UNIVERSITY PARK, Pa. — An architecture faculty member in the Penn State College of Arts and Architecture’s Stuckeman School and a recent architecture alumna of the school have been recognized for their research by the Architectural Research Centers Consortium (ARCC), an international association of architectural research centers, academies and organizations committed to the research culture and supporting infrastructure of architecture and related design disciplines.
Lisa Iulo, associate professor of architecture and director of the Hamer Center for Community Design, was named recipient of the 2023 ARCC Mid-Career Research Impact Award. The award acknowledges faculty in architectural research that demonstrates substantive evidence and impact through original contributions, rigorous methods, innovative outcomes, successful dissemination, significance and distinction.
According to the award letter from Adil Sharag-Eldin, ARCC president, Iulo was selected for the honor based on the quality of her research, evidence of an extensive body of inquiry, and the impact of her work in the field of architecture.
As director of the Hamer Center for Community Design, Iulo leads a team of researchers in creating community partnerships that integrate socioeconomic and environmentally conscious resolution to design and planning problems. The center has partnered with several communities in Pennsylvania and beyond since 1996 to offer design solutions through a community-based approach.
Iulo has become a champion of energy-efficient affordable housing, having many published articles and speaking on the topic at numerous events and peer-reviewed conferences both nationally and internationally.
In 2012, she founded the Energy Efficient Housing Research Group (EEHR) to investigate “responsible housing” in order to inform better housing and more resource-conscious living. In 2014, EEHR partnered with the State College Community Land Trust to research, design and document the GreenBuild Duplex, located at 1394 University Drive in State College. The GreenBuild homes are designed to be net-zero energy, meaning they produce as much energy as they use, while remaining affordable to median-income homebuyers in the area.
She also leads the Penn State Initiative for Resilient Communities, which formed in 2019 with support from Phase 3 of the Penn State Strategic Plan seed grant program, to provide an environment of shared discovery in which people can come together to address local resilience challenges of small, riverine communities vulnerable to flood risk.
In collaboration with colleagues from across the University, Iulo has received research funding from the U.S. Department of Energy and the National Science Foundation, as well as the Penn State Institutes of Energy and the Environment and other University entities.
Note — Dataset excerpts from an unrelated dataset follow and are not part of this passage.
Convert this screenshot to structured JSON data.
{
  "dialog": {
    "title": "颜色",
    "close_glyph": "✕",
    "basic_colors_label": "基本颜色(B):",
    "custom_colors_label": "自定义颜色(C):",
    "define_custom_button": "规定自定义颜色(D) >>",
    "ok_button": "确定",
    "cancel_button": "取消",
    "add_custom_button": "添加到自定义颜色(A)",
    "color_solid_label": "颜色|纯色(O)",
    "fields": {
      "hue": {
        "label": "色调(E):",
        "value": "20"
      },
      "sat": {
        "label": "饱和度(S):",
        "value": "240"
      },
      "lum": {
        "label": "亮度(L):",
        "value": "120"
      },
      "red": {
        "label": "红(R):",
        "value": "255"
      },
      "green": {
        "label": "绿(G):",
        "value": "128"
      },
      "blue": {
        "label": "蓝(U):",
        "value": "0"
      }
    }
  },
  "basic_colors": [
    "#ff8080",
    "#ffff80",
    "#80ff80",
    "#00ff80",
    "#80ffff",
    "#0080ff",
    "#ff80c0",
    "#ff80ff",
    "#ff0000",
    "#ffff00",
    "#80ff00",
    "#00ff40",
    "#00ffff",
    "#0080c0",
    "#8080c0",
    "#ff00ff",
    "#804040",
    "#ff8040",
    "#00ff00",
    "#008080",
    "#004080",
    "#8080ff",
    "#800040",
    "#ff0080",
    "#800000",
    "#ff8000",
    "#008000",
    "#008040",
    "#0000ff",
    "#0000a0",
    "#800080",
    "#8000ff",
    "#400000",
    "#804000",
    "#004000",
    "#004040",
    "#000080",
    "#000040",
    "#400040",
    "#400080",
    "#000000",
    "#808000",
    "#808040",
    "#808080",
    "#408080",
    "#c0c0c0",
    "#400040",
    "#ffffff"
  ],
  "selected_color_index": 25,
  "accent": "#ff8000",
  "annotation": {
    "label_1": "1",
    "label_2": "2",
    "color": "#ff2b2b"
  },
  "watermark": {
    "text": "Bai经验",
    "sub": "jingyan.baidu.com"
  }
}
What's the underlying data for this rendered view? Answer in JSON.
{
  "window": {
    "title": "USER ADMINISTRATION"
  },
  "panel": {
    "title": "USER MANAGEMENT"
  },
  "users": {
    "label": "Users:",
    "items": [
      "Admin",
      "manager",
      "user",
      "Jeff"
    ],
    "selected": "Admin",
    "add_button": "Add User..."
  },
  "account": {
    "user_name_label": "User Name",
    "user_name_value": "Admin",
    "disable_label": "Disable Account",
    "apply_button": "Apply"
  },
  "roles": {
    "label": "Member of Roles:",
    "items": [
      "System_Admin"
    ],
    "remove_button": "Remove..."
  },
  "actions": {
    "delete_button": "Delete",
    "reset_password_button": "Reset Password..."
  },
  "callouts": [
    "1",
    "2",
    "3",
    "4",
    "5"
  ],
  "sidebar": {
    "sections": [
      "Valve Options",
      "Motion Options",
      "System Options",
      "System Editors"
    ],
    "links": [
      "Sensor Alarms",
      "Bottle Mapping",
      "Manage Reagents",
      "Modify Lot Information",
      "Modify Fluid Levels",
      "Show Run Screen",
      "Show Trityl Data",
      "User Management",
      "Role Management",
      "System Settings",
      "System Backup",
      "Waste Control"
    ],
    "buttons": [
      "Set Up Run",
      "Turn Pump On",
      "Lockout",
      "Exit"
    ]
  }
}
In addition to her extensive work with the Hamer Center for Community Design, Iulo is an associate director of the Center for Climate Risk Management at Penn State.
Elena Vazquez, who graduated with her doctorate in architecture from Penn State in August 2022, was named the 2023 recipient of the ARCC Dissertation Award. The award is intended to honor significant new research in architecture and environmental design and to recognize the achievement of an emerging scholar.
In her doctoral studies as a researcher in the Stuckeman Center for Design Computing, Vazquez helped to develop a window screen system for buildings that automatically changes its shape based on indoor and outdoor environmental conditions.
Titled “Kinetic Architecture: A performance-based approach for developing a shape-changing skin using bistable and smart materials,” Vazquez developed the responsive building façade system that features screens made of smart and bistable materials on the inside a building’s windows, which open and close based on the weather conditions and lighting outside, as well as the indoor lighting and climate requirements.
“Novel smart materials present exciting new opportunities to rethink our buildings to become attuned and react to outdoor conditions. This study helps advance our understanding of bistability for architectural design, bringing forth a new generation of energy-efficient actuators that help design for a changing climate,” she said.
Vazquez is now a technology and design research fellow at the University of North Carolina at Charlotte. She earned a graduate certificate in additive manufacturing in 2020 and her master of science in architecture in 2018, both at Penn State.